Il caso dei dazi, come quello della spesa Nato, mostra la volontà di Trump di riaffermare un controllo diretto su due fronti strategici: sicurezza e commercio. Con una Corte Suprema a maggioranza conservatrice – sei giudici su nove nominati da presidenti repubblicani – il presidente conta di avere dalla sua parte l’ultima parola.
Per il governo italiano, la bocciatura americana rappresenta una battuta d’arresto pesante. Non solo sul piano politico, perché mina la narrazione del ponte come progetto “strategico”, ma anche sul piano finanziario. Senza la possibilità di farlo rientrare nelle spese Nato, i 13,5 miliardi dovranno essere trovati altrove, in un bilancio già stretto da vincoli europei e da impegni interni.

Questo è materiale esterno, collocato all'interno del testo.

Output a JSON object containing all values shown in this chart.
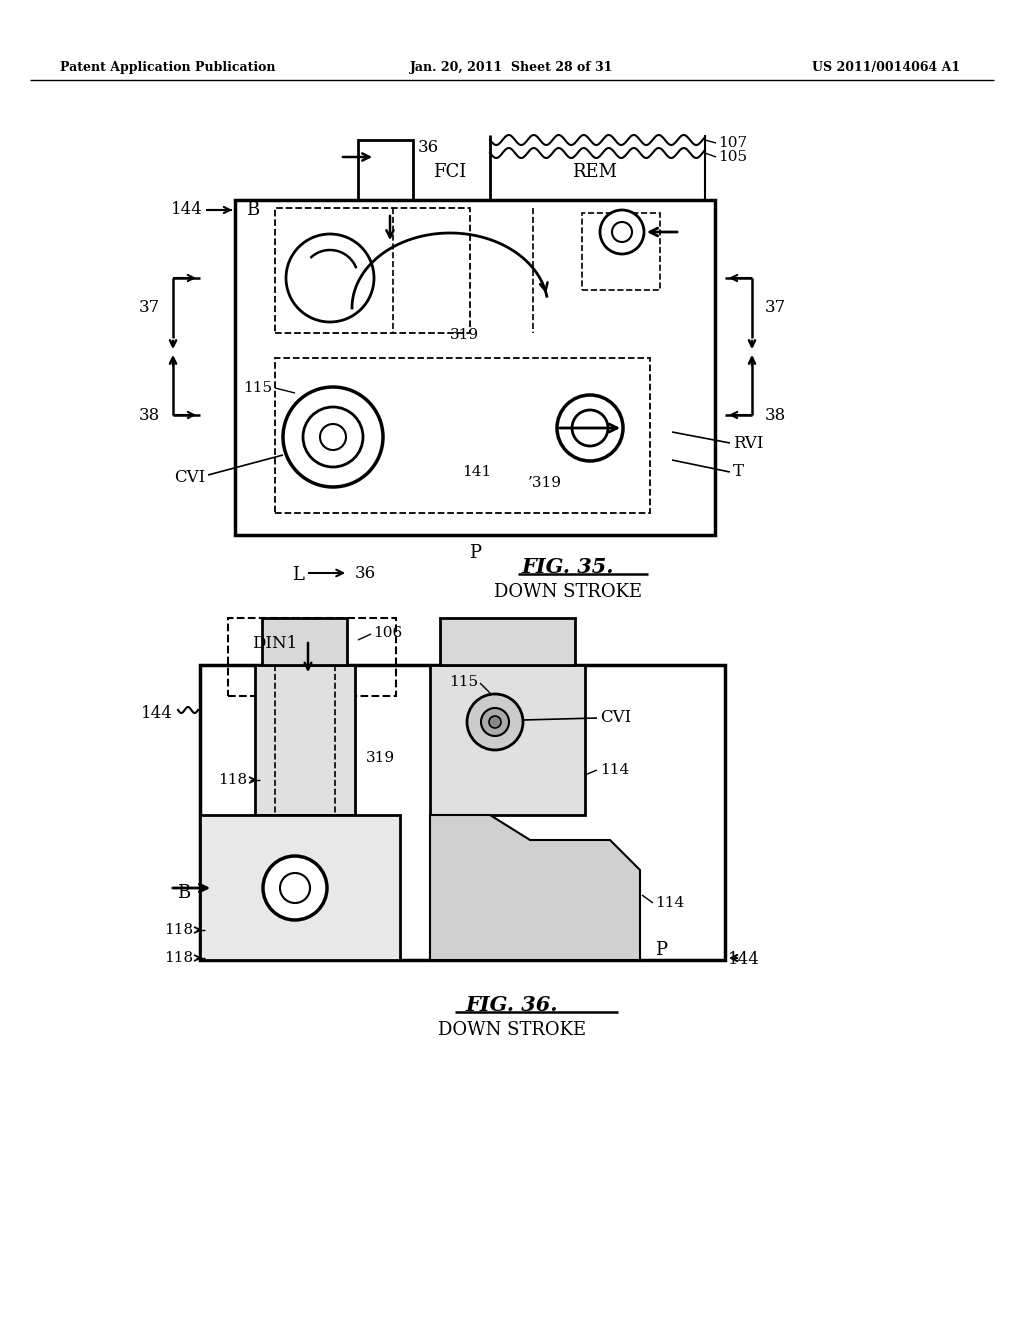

La vicenda rischia di accentuare le tensioni tra Roma e Washington. L’Italia, che storicamente si muove in equilibrio tra esigenze di bilancio e fedeltà atlantica, si trova ora incastrata tra le richieste pressanti di Trump e la necessità di difendere un’opera simbolo per Salvini e per la Lega.
Al tempo stesso, il caso apre una riflessione più ampia: quali spese possano davvero essere considerate “per la sicurezza” in un mondo dove i confini tra civile e militare si fanno sempre più sottili. Se un ponte può avere una funzione logistica per le forze armate, può essere equiparato a un missile o a un sistema radar? Per la Nato, la risposta – almeno per ora – è no.
Il nodo del Ponte sullo Stretto diventa così il simbolo di uno scontro più ampio. Da una parte l’Italia, che cerca margini di flessibilità per non affondare nei conti della Difesa. Dall’altra Trump, che pretende impegni chiari, senza escamotage, e che non ha esitato a bloccare quello che Roma voleva spacciare come spesa strategica.
Il rischio, per il nostro Paese, è duplice: dover trovare nuove coperture per il ponte e allo stesso tempo aumentare le spese militari fino a livelli mai visti. Una sfida che rischia di trasformarsi in un boomerang politico ed economico, proprio mentre l’Europa è chiamata a ridefinire il proprio ruolo nello scacchiere internazionale.